Bugün yazıma iki paragraf açarak gireceğim…
Birincisi…
Yeniden Refah Partisi Genel Başkanı Fatih Erbakan, “İktidarı bir kez daha 'önce millet' anlayışıyla hareket etmeye çağırıyoruz” demiş.
Vah vah vah… Tüh tüh tüh…
Madem AKP “Önce millet anlayışı” ile hareket etmiyordu da, genel seçimlere neden onun koltuğu altında girdin de ömrün boyunca göremeyeceğin milletvekili sıfatına eriştin?…
Demezler mi adama?
İkincisi…
AK Parti İstanbul Büyükşehir Belediye Başkan Adayı Murat Kurum da, Galatasaray Spor Kulübü'nü ziyaret etmiş. Ziyaret sonrası açıklamalarda bulunan Kurum, "Bizim de gönül verdiğimiz bir takımımız var ama ben İstanbul Büyükşehir Belediye başkan adayı olarak İstanbul'un tüm kulüplerinin taraftarıyım. Bunu sözde değil icraatta da göstereceğimi 1 Nisan sabahı tüm İstanbullular görecektir." ifadelerini kullanmış…
Vay beee…
Sen neymişsin be abi, bir adam bütün spor kulüplerinin taraftarı nasıl olur ki?
Spora siyaset sokulmasın diyoruz, adam sporu da siyasete alet ediyor…
XXX
Bu duygu ve düşünceler içinde karar verdim, Pazartesi günü merdivenden düştüğümün acıları da geçince, dur bugün Kemal Dayı’nın kıraathanesini bir soylayayım diyerek, yavaş yürüyüşle sokağa düştüm…
XXX
Kapıdan içeri girdim, Muhtar Emmi, mutat veçhile yerinde gazetelere göz atıyor. Vardım yanına oturdum, selam verdim…
Selamımı gülerek aldı ki gülmesi bayağı anlamlı idi.
“Hayırdır Muhtar Emmi, bugün bir değişiklik mi var?” dedim.
“Dön bi içeriye doğru bak” dedi…
Baktım bakmasına da gözlerim fal taşı gibi açıldı, şaşkınlığım zirve yaptı.
Kıraathane ahalisi, hunilerin ucuna don lastiği bağlayarak başlarına geçirmişler, bazıları da telaşla geçirmeye çalışıyor…
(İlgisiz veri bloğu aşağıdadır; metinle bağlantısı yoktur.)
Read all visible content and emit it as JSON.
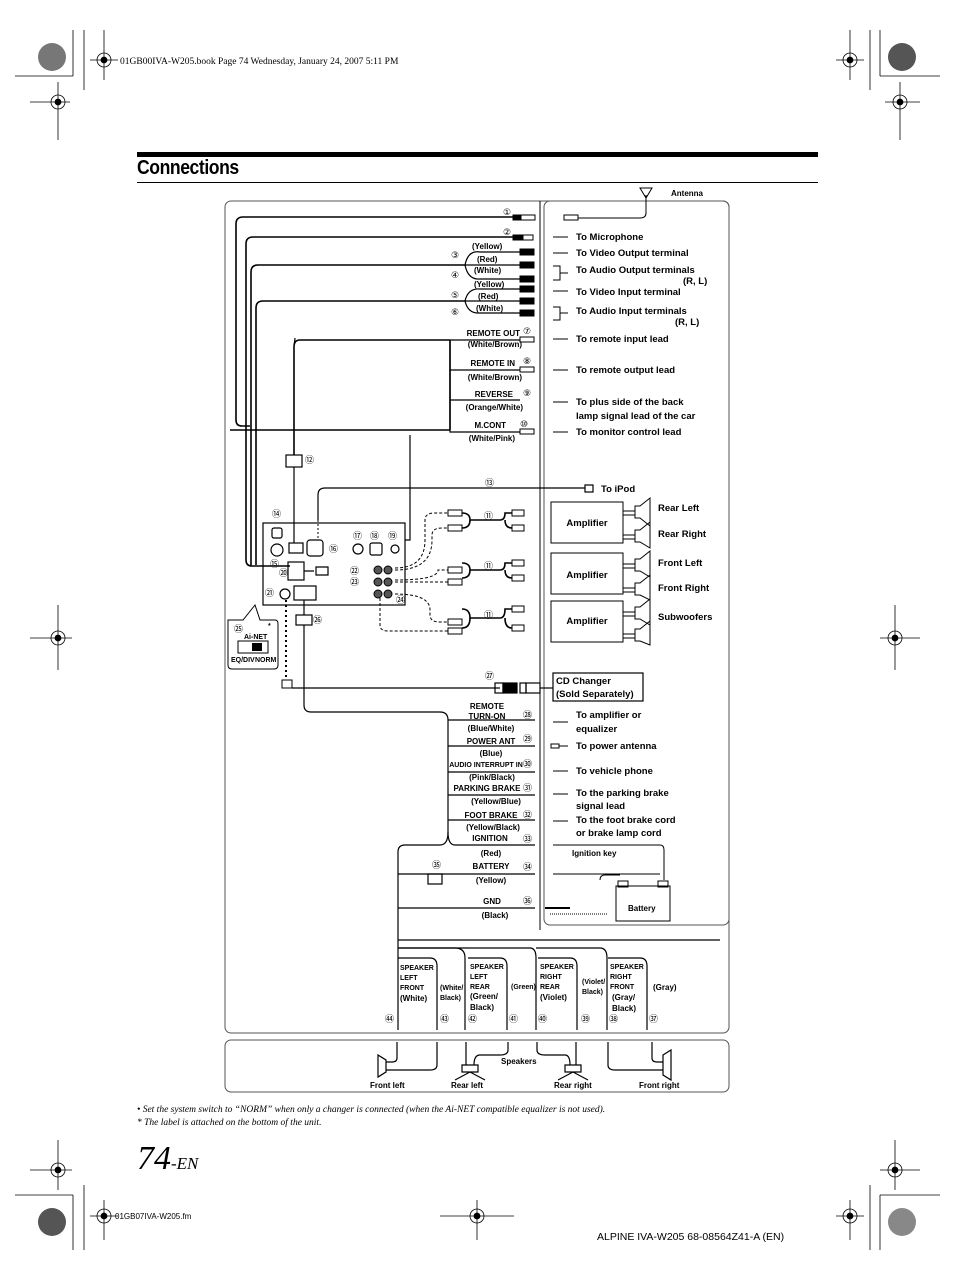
{
  "header": {
    "book_meta": "01GB00IVA-W205.book  Page 74  Wednesday, January 24, 2007  5:11 PM",
    "title": "Connections"
  },
  "diagram": {
    "antenna_label": "Antenna",
    "connectors": [
      {
        "num": "①",
        "wire_color": "",
        "destination": "To Microphone"
      },
      {
        "num": "②",
        "wire_color": "",
        "destination": "To Video Output terminal"
      },
      {
        "num": "③",
        "wire_color": "(Yellow) (Red)",
        "destination": "To Audio Output terminals (R, L)"
      },
      {
        "num": "④",
        "wire_color": "(White)",
        "destination": ""
      },
      {
        "num": "⑤",
        "wire_color": "(Yellow) (Red)",
        "destination": "To Video Input terminal"
      },
      {
        "num": "⑥",
        "wire_color": "(White)",
        "destination": "To Audio Input terminals (R, L)"
      }
    ],
    "rca_colors": [
      "(Yellow)",
      "(Red)",
      "(White)",
      "(Yellow)",
      "(Red)",
      "(White)"
    ],
    "nums_top": [
      "①",
      "②",
      "③",
      "④",
      "⑤",
      "⑥"
    ],
    "dest_top": [
      "To Microphone",
      "To Video Output terminal",
      "To Audio Output terminals",
      "(R, L)",
      "To Video Input terminal",
      "To Audio Input terminals",
      "(R, L)"
    ],
    "leads_mid": [
      {
        "name": "REMOTE OUT",
        "num": "⑦",
        "color": "(White/Brown)",
        "dest": "To remote input lead"
      },
      {
        "name": "REMOTE IN",
        "num": "⑧",
        "color": "(White/Brown)",
        "dest": "To remote output lead"
      },
      {
        "name": "REVERSE",
        "num": "⑨",
        "color": "(Orange/White)",
        "dest": "To plus side of the back",
        "dest2": "lamp signal lead of the car"
      },
      {
        "name": "M.CONT",
        "num": "⑩",
        "color": "(White/Pink)",
        "dest": "To monitor control lead"
      }
    ],
    "unit_nums": {
      "n11": "⑪",
      "n12": "⑫",
      "n13": "⑬",
      "n14": "⑭",
      "n15": "⑮",
      "n16": "⑯",
      "n17": "⑰",
      "n18": "⑱",
      "n19": "⑲",
      "n20": "⑳",
      "n21": "㉑",
      "n22": "㉒",
      "n23": "㉓",
      "n24": "㉔",
      "n25": "㉕",
      "n26": "㉖",
      "n27": "㉗"
    },
    "ipod_label": "To iPod",
    "ainet_box": {
      "label": "Ai-NET",
      "left": "EQ/DIV",
      "right": "NORM",
      "asterisk": "*"
    },
    "amplifiers": [
      {
        "label": "Amplifier",
        "outputs": [
          "Rear Left",
          "Rear Right"
        ]
      },
      {
        "label": "Amplifier",
        "outputs": [
          "Front Left",
          "Front Right"
        ]
      },
      {
        "label": "Amplifier",
        "outputs": [
          "Subwoofers"
        ]
      }
    ],
    "cd_changer": {
      "line1": "CD Changer",
      "line2": "(Sold Separately)"
    },
    "leads_low": [
      {
        "name": "REMOTE",
        "name2": "TURN-ON",
        "num": "㉘",
        "color": "(Blue/White)",
        "dest": "To amplifier or",
        "dest2": "equalizer"
      },
      {
        "name": "POWER ANT",
        "num": "㉙",
        "color": "(Blue)",
        "dest": "To power antenna"
      },
      {
        "name": "AUDIO INTERRUPT IN",
        "num": "㉚",
        "color": "(Pink/Black)",
        "dest": "To vehicle phone"
      },
      {
        "name": "PARKING BRAKE",
        "num": "㉛",
        "color": "(Yellow/Blue)",
        "dest": "To the parking brake",
        "dest2": "signal lead"
      },
      {
        "name": "FOOT BRAKE",
        "num": "㉜",
        "color": "(Yellow/Black)",
        "dest": "To the foot brake cord",
        "dest2": "or brake lamp cord"
      },
      {
        "name": "IGNITION",
        "num": "㉝",
        "color": "(Red)",
        "dest": ""
      },
      {
        "name": "BATTERY",
        "num": "㉞",
        "color": "(Yellow)",
        "dest": ""
      },
      {
        "name": "GND",
        "num": "㊱",
        "color": "(Black)",
        "dest": ""
      }
    ],
    "fuse_num": "㉟",
    "ignition_key": "Ignition key",
    "battery_label": "Battery",
    "speaker_leads": [
      {
        "l1": "SPEAKER",
        "l2": "LEFT",
        "l3": "FRONT",
        "l4": "(White)",
        "num": "㊹"
      },
      {
        "l1": "(White/",
        "l2": "Black)",
        "num": "㊸"
      },
      {
        "l1": "SPEAKER",
        "l2": "LEFT",
        "l3": "REAR",
        "l4": "(Green/",
        "l5": "Black)",
        "num": "㊷"
      },
      {
        "l1": "(Green)",
        "num": "㊶"
      },
      {
        "l1": "SPEAKER",
        "l2": "RIGHT",
        "l3": "REAR",
        "l4": "(Violet)",
        "num": "㊵"
      },
      {
        "l1": "(Violet/",
        "l2": "Black)",
        "num": "㊴"
      },
      {
        "l1": "SPEAKER",
        "l2": "RIGHT",
        "l3": "FRONT",
        "l4": "(Gray/",
        "l5": "Black)",
        "num": "㊳"
      },
      {
        "l1": "(Gray)",
        "num": "㊲"
      }
    ],
    "speakers": {
      "title": "Speakers",
      "names": [
        "Front left",
        "Rear left",
        "Rear right",
        "Front right"
      ]
    }
  },
  "notes": {
    "bullet": "•   Set the system switch to “NORM” when only a changer is connected (when the Ai-NET compatible equalizer is not used).",
    "asterisk": "* The label is attached on the bottom of the unit."
  },
  "footer": {
    "page_number": "74",
    "page_suffix": "-EN",
    "file_name": "01GB07IVA-W205.fm",
    "doc_code": "ALPINE IVA-W205 68-08564Z41-A (EN)"
  }
}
O şaşkınlık içinde dörtlü masaya da baktım, hepsinin başında miğfer gibi koca koca huniler...
“Hayırdır Muhtar Emmi, bunlara ne oldu böyle” diyebildim…
Muhtar Emmi gülmeye devam ederek “Senin dörtlü masaya yanla, anlarsın” dedi…
Kalktım oraya doğru yönlendim, “Kemal Dayı, bana bir demli çay demli olsun” demeyi de unutmadım. Malum, herkes çayını kendi cebinden içiyor artık, misafir yancılık bitti…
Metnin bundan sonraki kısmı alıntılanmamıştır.